Co-Innovation in Action
At the innovation panel last year at ViVE 2024, health system leaders shared how they’re driving transformation through internal innovation combined with external collaboration. The panel included the leaders of some of the most successful innovation programs including: Sara Vaezy, Chief Strategy and Digital Officer at Providence; Chris Waugh, Vice President and Chief Design and Innovation Officer at Sutter Health; Rebecca Kaul, Senior Vice President and Chief of Digital Innovation and Transformation at Northwell Health; and Michelle Stansbury, Vice President of Innovation and IT Applications at Houston Methodist.
The panelists emphasized how digital innovation groups are not only improving care but also creating scalable solutions that drive financial sustainability. One take away from that session was the importance of working with partners and those in the industry to co-innovate solutions to problems because they are complex and require a wide range of experiences and capabilities.
The discussion mirrored themes from the Harvard Business Review article “Why the Tech Industry Won’t Disrupt Health Care”, which highlighted why health systems hold a unique position to lead transformation and find partnerships to leverage their expertise.
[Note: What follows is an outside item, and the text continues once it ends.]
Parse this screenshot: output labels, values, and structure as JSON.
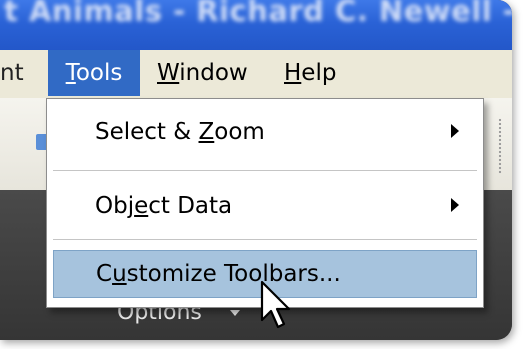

More than the Sum of our Parts
Meaningful transformation in healthcare requires a collaborative approach, one that brings together the insights of health systems and the capabilities of technology partners. At Phase2, our passion lies in co-creating digital solutions that not only address immediate challenges, but also drive long-term impact. We’re committed to developing solutions that are patient-centered, clinician-supportive, and operationally efficient, ultimately empowering healthcare organizations to thrive. I’m looking forward to hearing from more healthcare innovation leaders at our 2025 events to learn how we can better contribute to this crucial transformation.